On 8/23/2018 2:09 AM, Shachar Shemesh wrote:
On 23/08/18 09:58, Joakim wrote:
Because you've not listed any here, which makes you no better than some noob

Here's one: the forum does not respond well to criticism.

Not sure what you mean by that.


* Features not playing well together.

Despite what Joakim seems to think, I've actually brought up an example in this thread. Here is another one:

functions may be @safe, nothrow, @nogc, pure. If it's a method it might also be const/inout/immutable, static. The number of libraries that support all combinations is exactly zero (e.g. - when passing a delegate in).

If, for example, a library functions allocates with the gc, then it can't work with @nogc code. But still, fair enough - if there are combinations which should work, but do not, please submit bug reports. If you have already, is there a list of them?


* Language complexity

Raise your hand if you know how a class with both opApply and the get/next/end functions behaves when you pass it to foreach.
> How about a struct?

I presume you meant empty/front/popFront.

This is in the language spec:

https://dlang.org/spec/statement.html#foreach-with-ranges

"If the aggregate expression is a struct or class object, but the opApply for foreach, or opApplyReverse foreach_reverse do not exist, then iteration over struct and class objects can be done with range primitives."

This was done for backward compatibility, since empty/front/popFront came later. I actually tried to deprecate opApply at one point, but that would have broken too much existing code. But I'm puzzled why one would write a struct with both iteration mechanisms.


Does it matter if it allows copying or not?

For the preference for opApply, no.


The language was built because C++ was deemed too complex! Please see the thread about lazy [1] for a case where a question actually has an answer, but nobody seems to know it (and the person who does know it is hard pressed to explain the nuance that triggers this).

C++ doesn't have lazy. Lazy in D is a rarely used feature, so I'm not surprised there is less institutional knowledge about it, and it hasn't been thrashed as much as other features.

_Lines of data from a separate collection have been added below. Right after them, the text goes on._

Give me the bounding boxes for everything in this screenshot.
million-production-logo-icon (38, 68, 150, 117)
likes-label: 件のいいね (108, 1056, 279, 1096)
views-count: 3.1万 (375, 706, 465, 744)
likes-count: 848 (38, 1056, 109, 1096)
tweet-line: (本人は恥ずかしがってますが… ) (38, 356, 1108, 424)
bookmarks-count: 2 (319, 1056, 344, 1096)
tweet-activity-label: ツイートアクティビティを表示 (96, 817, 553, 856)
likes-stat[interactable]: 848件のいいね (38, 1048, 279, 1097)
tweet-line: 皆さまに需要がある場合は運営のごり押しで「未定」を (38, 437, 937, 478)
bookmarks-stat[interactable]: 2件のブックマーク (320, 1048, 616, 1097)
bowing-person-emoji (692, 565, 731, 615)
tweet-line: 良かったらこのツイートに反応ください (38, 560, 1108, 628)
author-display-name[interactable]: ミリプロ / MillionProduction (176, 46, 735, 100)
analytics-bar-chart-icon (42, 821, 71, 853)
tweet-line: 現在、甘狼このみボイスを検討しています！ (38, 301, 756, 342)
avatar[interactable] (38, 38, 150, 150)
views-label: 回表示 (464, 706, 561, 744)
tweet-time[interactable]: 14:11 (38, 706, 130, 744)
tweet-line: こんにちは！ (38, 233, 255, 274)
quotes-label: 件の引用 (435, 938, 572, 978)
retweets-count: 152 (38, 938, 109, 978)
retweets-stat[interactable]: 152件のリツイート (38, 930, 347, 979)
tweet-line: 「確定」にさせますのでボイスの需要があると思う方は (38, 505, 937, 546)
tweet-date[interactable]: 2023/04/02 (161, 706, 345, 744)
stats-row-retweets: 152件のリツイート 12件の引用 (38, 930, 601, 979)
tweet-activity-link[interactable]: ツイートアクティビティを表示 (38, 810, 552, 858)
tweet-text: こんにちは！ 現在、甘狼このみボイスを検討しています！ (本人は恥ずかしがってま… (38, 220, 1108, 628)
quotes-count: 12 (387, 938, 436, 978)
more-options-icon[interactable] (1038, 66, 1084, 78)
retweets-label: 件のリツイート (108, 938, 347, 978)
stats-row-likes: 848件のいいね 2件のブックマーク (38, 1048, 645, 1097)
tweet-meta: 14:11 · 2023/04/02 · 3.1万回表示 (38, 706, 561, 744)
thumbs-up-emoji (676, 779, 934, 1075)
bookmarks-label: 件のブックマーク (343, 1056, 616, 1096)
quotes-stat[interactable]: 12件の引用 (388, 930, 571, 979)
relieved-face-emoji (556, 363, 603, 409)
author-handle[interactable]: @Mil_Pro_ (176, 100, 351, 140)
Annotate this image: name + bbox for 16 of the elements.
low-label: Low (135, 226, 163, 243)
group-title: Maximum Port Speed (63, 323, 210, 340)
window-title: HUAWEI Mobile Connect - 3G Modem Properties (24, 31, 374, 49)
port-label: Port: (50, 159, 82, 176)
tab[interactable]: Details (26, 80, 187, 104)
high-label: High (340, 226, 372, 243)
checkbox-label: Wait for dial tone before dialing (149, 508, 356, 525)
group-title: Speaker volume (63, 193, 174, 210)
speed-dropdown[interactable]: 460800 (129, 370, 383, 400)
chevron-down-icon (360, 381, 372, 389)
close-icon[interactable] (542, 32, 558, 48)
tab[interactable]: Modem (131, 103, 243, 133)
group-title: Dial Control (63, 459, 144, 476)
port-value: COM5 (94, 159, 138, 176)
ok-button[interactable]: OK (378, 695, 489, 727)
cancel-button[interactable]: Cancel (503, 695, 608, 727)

* Critical bugs aren't being solved

People keep advertising D as supporting RAII. I'm sorry, but "supports RAII" means "destructors are always run when the object is destroyed". If the community (and in this case, this includes Walter) sees a bug where that doesn't happen as not really a bug, then there is a deep problem, at least, over-promising. Just say you don't support RAII and destructors are unreliable and live with the consequences.

If you're referring to #14246, I posted a PR for it. I don't see how that is pretending it isn't a problem. It is.


* The community

Oh boy.

Someone who carries weight needs to step in when the forum is trying to squash down on criticism. For Mecca, I'm able to do that [2], but for D, this simply doesn't happen.

If someone is trying to squash criticism, I would like to see what you're referring to. If a post contains unprofessional behavior, like using f--k or harassing people, it will get removed. Simply being critical is not removed (if it was, this this thread would have disappeared).